Tratto dalle opere del farmacista e collezionista d’arte Giuseppe detto Nino Sgarbi, il padre di Vittorio ed Elisabetta che novantenne si scoprì scrittore per elaborare il lutto della scomparsa della moglie amatissima per sessantacinque anni, Lei mi parla ancora è una struggente storia di fantasmi e come tutte le storie di fantasmi è una storia d’amore. Di più: l’ambizione di Avati è quella di trattarla come la storia dell’amore più che di un amore, dove l’anima persa rimasta sulla terra combatte strenuamente per continuare a convivere con chi non c’è più. L’amore che rende immortali. È incredibile la naturalezza mai artefatta, debitrice alle suggestioni della pagina scritta ma risultato di una forte padronanza del dramma, con cui Avati costruisce un tempo che non esiste, dove convivono il qui e l’aldilà, la vita e la morte, i corpi e i fantasmi. Con un valore aggiunto, che si chiama Renato Pozzetto. Forse il ragazzo d’oro che aspettava da sempre.

Non è un mistero: per incarnare il ferrarese Nino, la prima scelta era Massimo Boldi, il comico di cui aveva già scandagliato il dramma interiore nell’ormai antico Festival. Annunciato e confermato, poche settimane prima dell’inizio delle riprese Boldi decise di dare forfait, preferendo il set di In vacanza su Marte. Ed ecco Pozzetto, che rende il film qualcosa di profondo, commovente, perfino dilaniante. Da qualche anno lontano da set, l’ottantenne maestro della comicità lunare porta in scena la fatica di un fisico acciaccato e consumato dalla vecchiaia, lo sguardo smarrito di un uomo che sta svanendo, i lampi lucenti di chi controvoglia appartiene ancora a questo universo, la saggezza di un anziano dotato della purezza d’animo di chi sta scoprendo il mondo.

È indicativo che per raccontare un personaggio devastato dal dolore, eppure consapevole di essere parte d’un noi immortale al punto di costeggiare l’altrove pur di continuare la storia, ci sia proprio Pozzetto, un commediante che per decenni ha costruito l’epica del candore. Pozzetto segue disciplinato le traiettorie dell’autore e al contempo sembra andare per una strada che conosce solo lui, capitalizzando al meglio la potenza del suo essere senex e già comico (il comico esiste solo se ha contezza della tragedia), prendendo coscienza delle parole nel momento stesso in cui le rivela ad alta voce, in un’apparente improvvisazione che fa rima con la sapienza di un professionista impareggiabile.

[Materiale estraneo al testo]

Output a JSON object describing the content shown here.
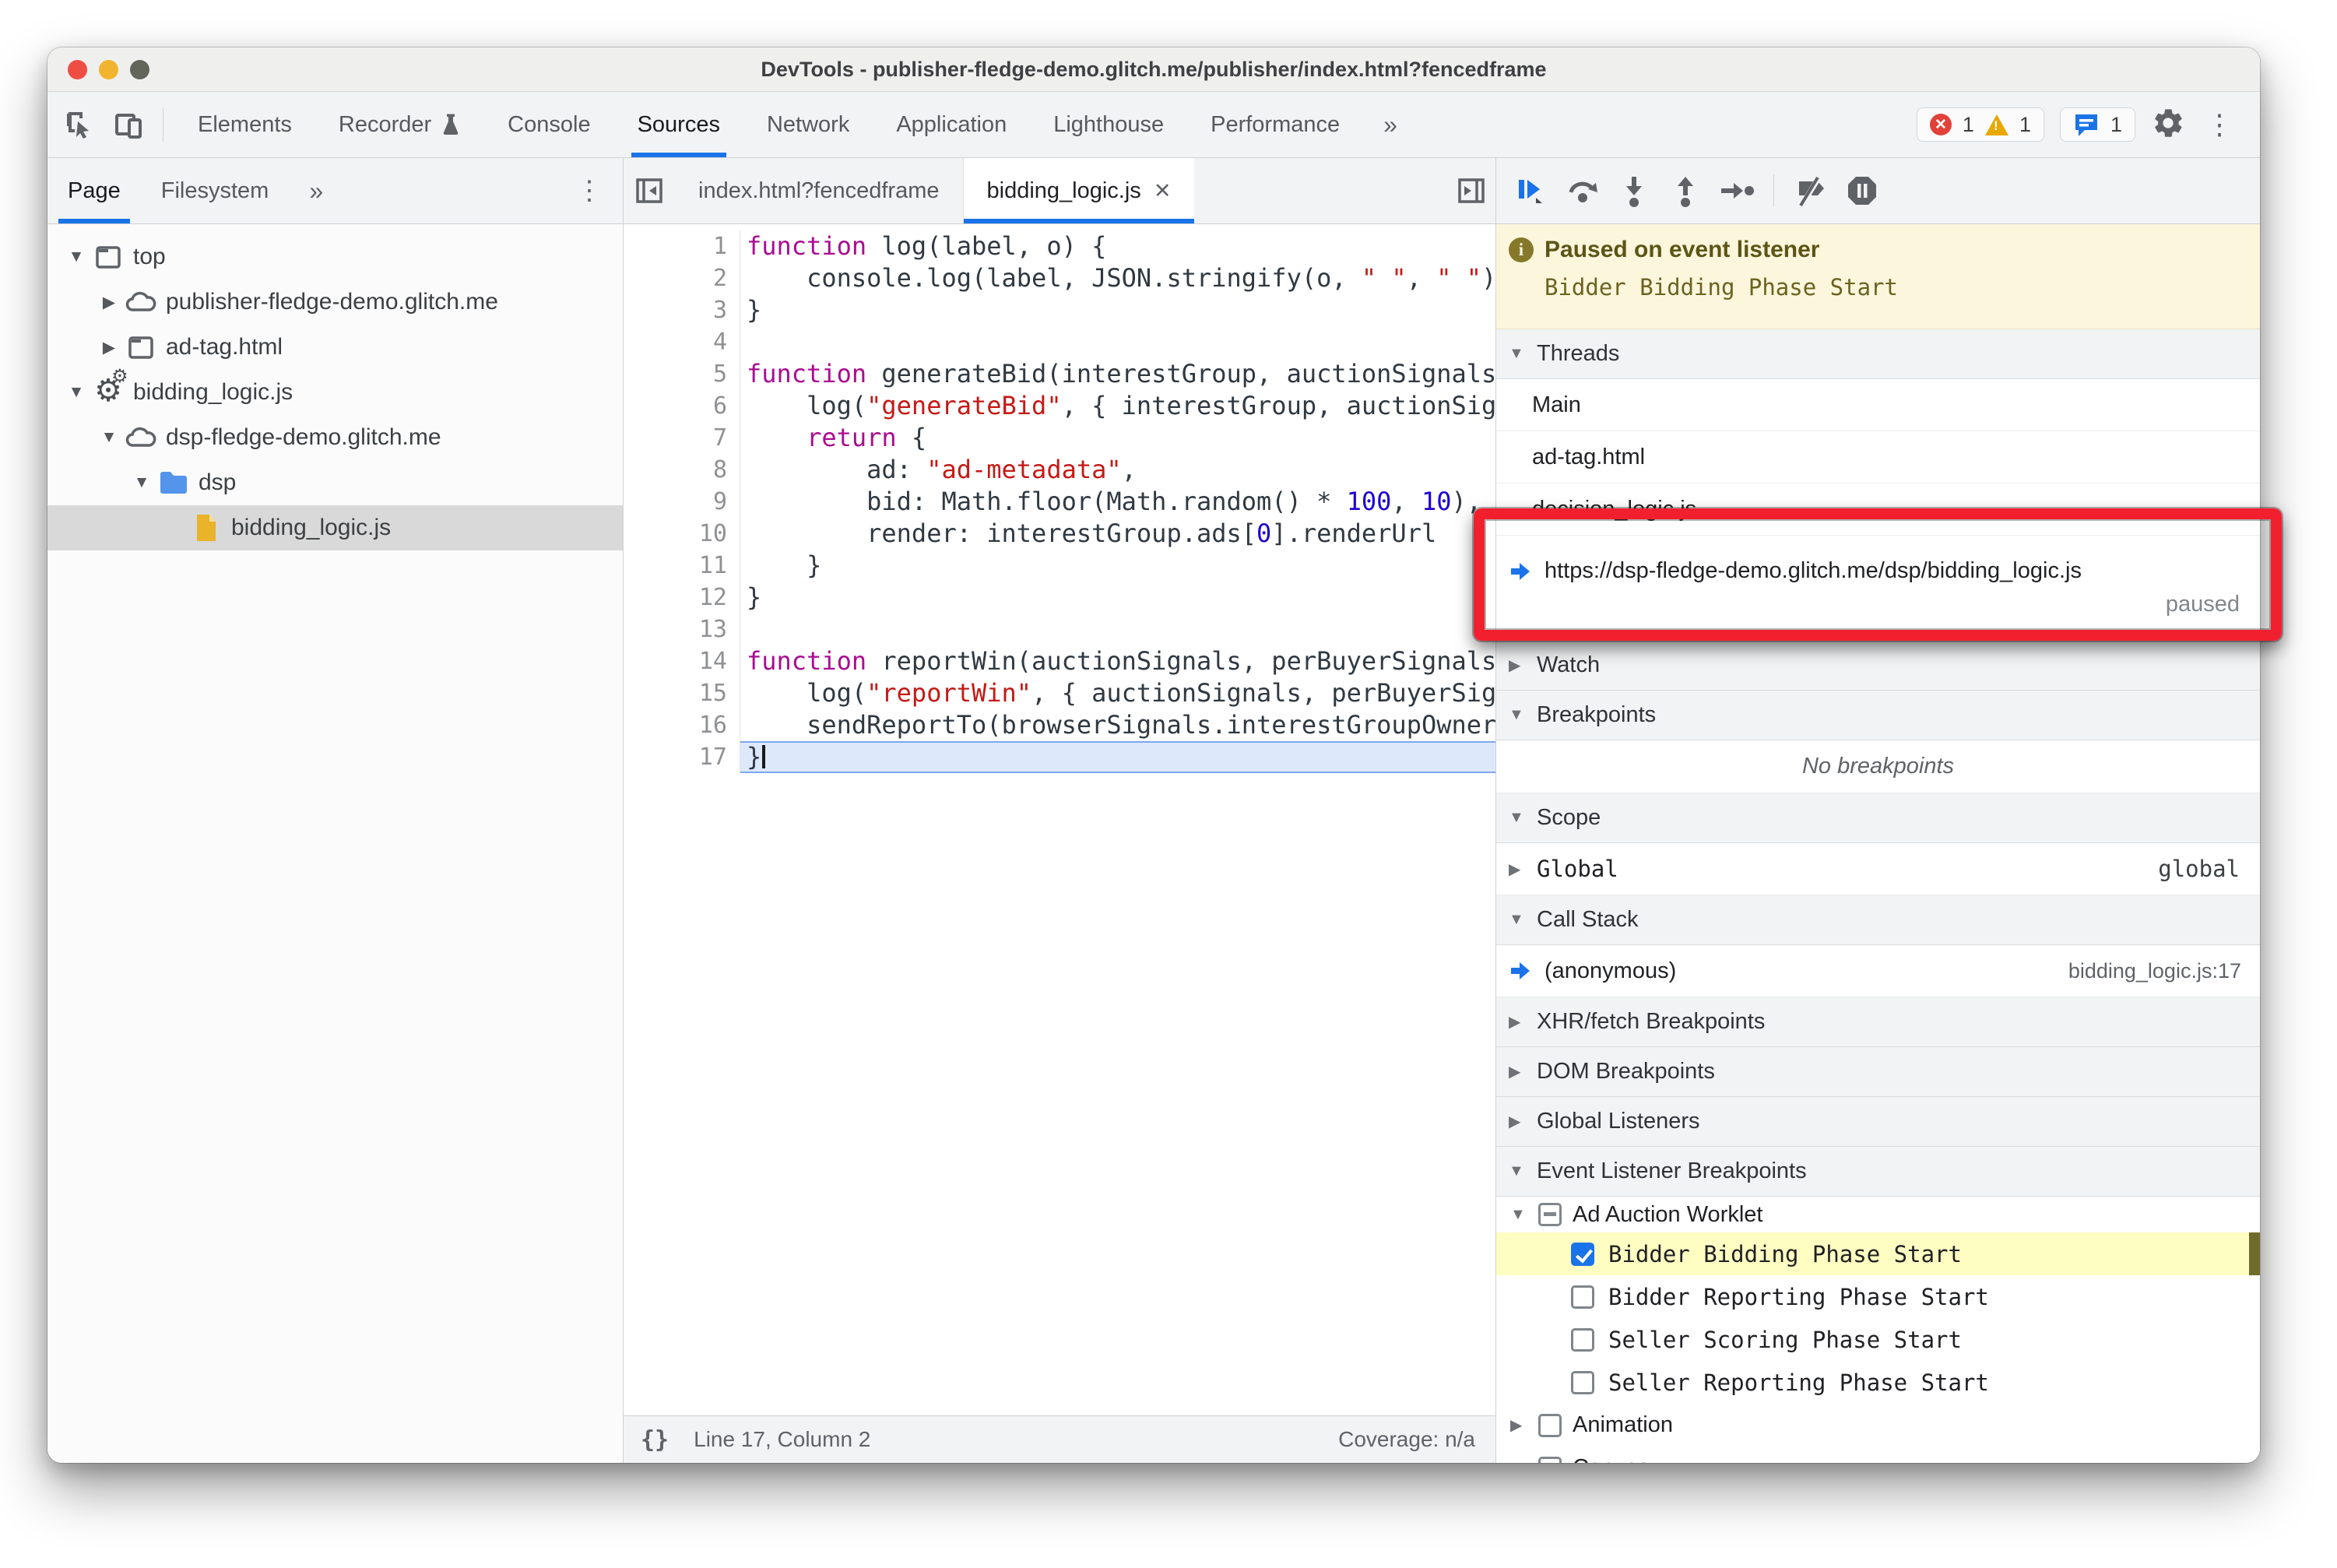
{
  "window": {
    "title": "DevTools - publisher-fledge-demo.glitch.me/publisher/index.html?fencedframe"
  },
  "main_toolbar": {
    "tabs": [
      {
        "label": "Elements",
        "active": false,
        "icon": null
      },
      {
        "label": "Recorder",
        "active": false,
        "icon": "flask-icon"
      },
      {
        "label": "Console",
        "active": false,
        "icon": null
      },
      {
        "label": "Sources",
        "active": true,
        "icon": null
      },
      {
        "label": "Network",
        "active": false,
        "icon": null
      },
      {
        "label": "Application",
        "active": false,
        "icon": null
      },
      {
        "label": "Lighthouse",
        "active": false,
        "icon": null
      },
      {
        "label": "Performance",
        "active": false,
        "icon": null
      }
    ],
    "more_tabs": "»",
    "error_count": "1",
    "warning_count": "1",
    "issue_count": "1"
  },
  "sidebar": {
    "tabs": [
      {
        "label": "Page",
        "active": true
      },
      {
        "label": "Filesystem",
        "active": false
      }
    ],
    "more_tabs": "»",
    "tree": [
      {
        "label": "top",
        "icon": "frame",
        "arrow": "open",
        "level": 0,
        "selected": false
      },
      {
        "label": "publisher-fledge-demo.glitch.me",
        "icon": "cloud",
        "arrow": "closed",
        "level": 1,
        "selected": false
      },
      {
        "label": "ad-tag.html",
        "icon": "frame",
        "arrow": "closed",
        "level": 1,
        "selected": false
      },
      {
        "label": "bidding_logic.js",
        "icon": "worker",
        "arrow": "open",
        "level": 0,
        "selected": false
      },
      {
        "label": "dsp-fledge-demo.glitch.me",
        "icon": "cloud",
        "arrow": "open",
        "level": 1,
        "selected": false
      },
      {
        "label": "dsp",
        "icon": "folder",
        "arrow": "open",
        "level": 2,
        "selected": false
      },
      {
        "label": "bidding_logic.js",
        "icon": "jsfile",
        "arrow": "none",
        "level": 3,
        "selected": true
      }
    ]
  },
  "editor": {
    "tabs": [
      {
        "label": "index.html?fencedframe",
        "active": false,
        "closable": false
      },
      {
        "label": "bidding_logic.js",
        "active": true,
        "closable": true
      }
    ],
    "close_glyph": "✕",
    "code_lines": [
      {
        "n": 1,
        "exec": false,
        "seg": [
          [
            "kw",
            "function"
          ],
          [
            "p",
            " log(label, o) {"
          ]
        ]
      },
      {
        "n": 2,
        "exec": false,
        "seg": [
          [
            "p",
            "    console.log(label, JSON.stringify(o, "
          ],
          [
            "str",
            "\" \""
          ],
          [
            "p",
            ", "
          ],
          [
            "str",
            "\" \""
          ],
          [
            "p",
            "))"
          ]
        ]
      },
      {
        "n": 3,
        "exec": false,
        "seg": [
          [
            "p",
            "}"
          ]
        ]
      },
      {
        "n": 4,
        "exec": false,
        "seg": []
      },
      {
        "n": 5,
        "exec": false,
        "seg": [
          [
            "kw",
            "function"
          ],
          [
            "p",
            " generateBid(interestGroup, auctionSignals, perBuyerSignals) {"
          ]
        ]
      },
      {
        "n": 6,
        "exec": false,
        "seg": [
          [
            "p",
            "    log("
          ],
          [
            "str",
            "\"generateBid\""
          ],
          [
            "p",
            ", { interestGroup, auctionSignals, perBuyerSignals });"
          ]
        ]
      },
      {
        "n": 7,
        "exec": false,
        "seg": [
          [
            "p",
            "    "
          ],
          [
            "kw",
            "return"
          ],
          [
            "p",
            " {"
          ]
        ]
      },
      {
        "n": 8,
        "exec": false,
        "seg": [
          [
            "p",
            "        ad: "
          ],
          [
            "str",
            "\"ad-metadata\""
          ],
          [
            "p",
            ","
          ]
        ]
      },
      {
        "n": 9,
        "exec": false,
        "seg": [
          [
            "p",
            "        bid: Math.floor(Math.random() * "
          ],
          [
            "num",
            "100"
          ],
          [
            "p",
            ", "
          ],
          [
            "num",
            "10"
          ],
          [
            "p",
            "),"
          ]
        ]
      },
      {
        "n": 10,
        "exec": false,
        "seg": [
          [
            "p",
            "        render: interestGroup.ads["
          ],
          [
            "num",
            "0"
          ],
          [
            "p",
            "].renderUrl"
          ]
        ]
      },
      {
        "n": 11,
        "exec": false,
        "seg": [
          [
            "p",
            "    }"
          ]
        ]
      },
      {
        "n": 12,
        "exec": false,
        "seg": [
          [
            "p",
            "}"
          ]
        ]
      },
      {
        "n": 13,
        "exec": false,
        "seg": []
      },
      {
        "n": 14,
        "exec": false,
        "seg": [
          [
            "kw",
            "function"
          ],
          [
            "p",
            " reportWin(auctionSignals, perBuyerSignals, sellerSignals, browserSignals) {"
          ]
        ]
      },
      {
        "n": 15,
        "exec": false,
        "seg": [
          [
            "p",
            "    log("
          ],
          [
            "str",
            "\"reportWin\""
          ],
          [
            "p",
            ", { auctionSignals, perBuyerSignals, sellerSignals });"
          ]
        ]
      },
      {
        "n": 16,
        "exec": false,
        "seg": [
          [
            "p",
            "    sendReportTo(browserSignals.interestGroupOwner);"
          ]
        ]
      },
      {
        "n": 17,
        "exec": true,
        "seg": [
          [
            "p",
            "}"
          ]
        ]
      }
    ],
    "status": {
      "brackets": "{}",
      "position": "Line 17, Column 2",
      "coverage": "Coverage: n/a"
    }
  },
  "debugger": {
    "paused": {
      "title": "Paused on event listener",
      "detail": "Bidder Bidding Phase Start"
    },
    "threads": {
      "header": "Threads",
      "items": [
        {
          "label": "Main",
          "status": "",
          "current": false
        },
        {
          "label": "ad-tag.html",
          "status": "",
          "current": false
        },
        {
          "label": "decision_logic.js",
          "status": "",
          "current": false
        },
        {
          "label": "https://dsp-fledge-demo.glitch.me/dsp/bidding_logic.js",
          "status": "paused",
          "current": true
        }
      ]
    },
    "sections": {
      "watch": "Watch",
      "breakpoints": "Breakpoints",
      "no_breakpoints": "No breakpoints",
      "scope": "Scope",
      "scope_global_label": "Global",
      "scope_global_value": "global",
      "call_stack": "Call Stack",
      "call_stack_frame": "(anonymous)",
      "call_stack_location": "bidding_logic.js:17",
      "xhr": "XHR/fetch Breakpoints",
      "dom": "DOM Breakpoints",
      "global_listeners": "Global Listeners",
      "event_listener_breakpoints": "Event Listener Breakpoints"
    },
    "event_tree": {
      "category": "Ad Auction Worklet",
      "category_state": "indeterminate",
      "events": [
        {
          "label": "Bidder Bidding Phase Start",
          "checked": true,
          "highlighted": true
        },
        {
          "label": "Bidder Reporting Phase Start",
          "checked": false,
          "highlighted": false
        },
        {
          "label": "Seller Scoring Phase Start",
          "checked": false,
          "highlighted": false
        },
        {
          "label": "Seller Reporting Phase Start",
          "checked": false,
          "highlighted": false
        }
      ],
      "categories_below": [
        {
          "label": "Animation",
          "checked": false
        },
        {
          "label": "Canvas",
          "checked": false
        }
      ]
    }
  },
  "colors": {
    "accent_blue": "#1a73e8",
    "annotation_red": "#f2202e",
    "paused_banner_bg": "#fcf6dc",
    "paused_banner_text": "#5d5416",
    "event_highlight_yellow": "#fffec2",
    "exec_line_blue": "#dde9fb",
    "syntax_keyword": "#aa0d91",
    "syntax_string": "#c41a16",
    "syntax_number": "#1c00cf",
    "error_red": "#e14138",
    "warning_yellow": "#e8a800"
  }
}
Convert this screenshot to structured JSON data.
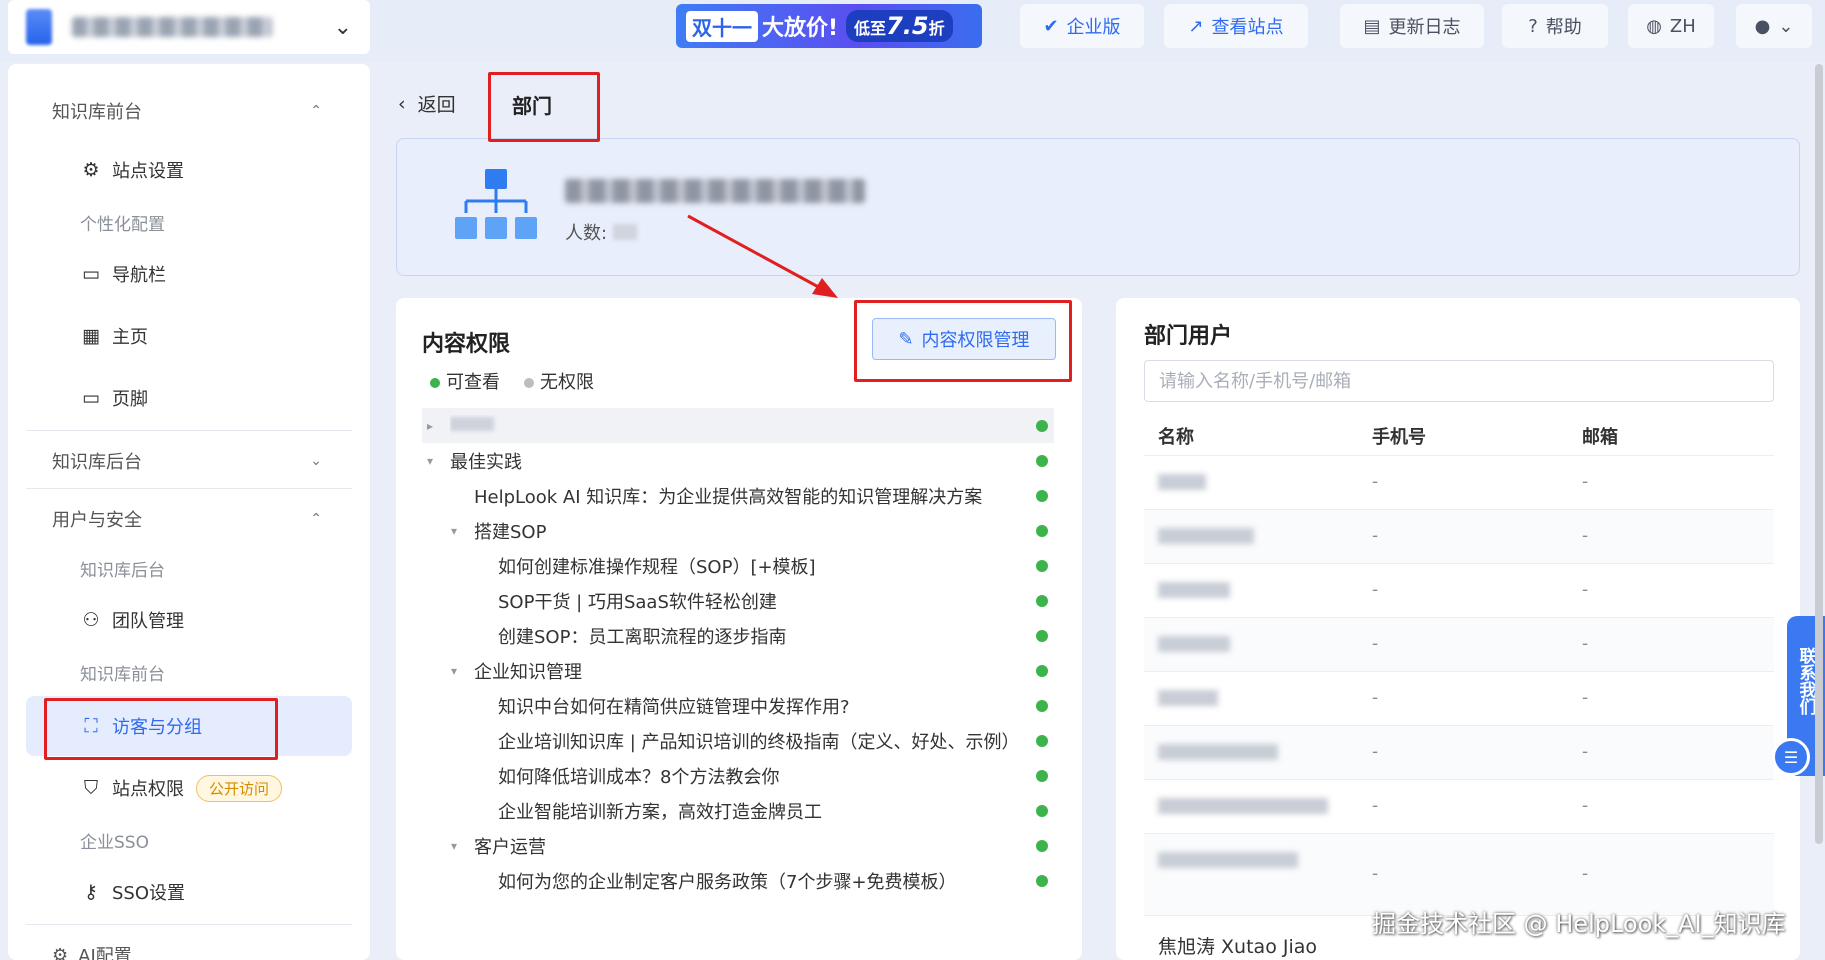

Che sia imbelle di fronte al lutto o restio al rivelarsi, biascicante o cristallino, disperatamente in dialogo con i fantasmi sempre presenti o paterno verso i figli (ideali) scapestrati, Pozzetto è spettacolare. Attorno a lui, tutti sembrano giovarsi di questa meravigliosa intuizione di casting, dalla moglie Stefania Sandrelli (che potenza quest’attrice inesauribile che sembra fare poco e ci dona un mondo: straziante il notturno iniziale nel letto) alla figlia Chiara Caselli (per inciso, Avati è l’unico italiano che sa valorizzarne la ruvidezza, le inquietudini, la tenebrosa fragilità) fino a Fabrizio Gifuni, il ghostwriter in crisi (Amicangelo che ne indica l’onamastica assurda, un romanzo su Carver in lavorazione, una vita sentimentale disordinata) che si rigenera alla luce dell’altrui vecchiaia per poter riconfigurare la vita stessa. Con tutti i cliché, le cadute, le pigrizie, i manierismi dell’autore bolognese (una regia a volte frettolosa, la riproposizione di un certo registro fatto di suoni e facce già masticati, la voce fuori campo che impone un côté troppo romanzesco, fraseggiare letterario compreso), Lei mi parla ancora è un grande film.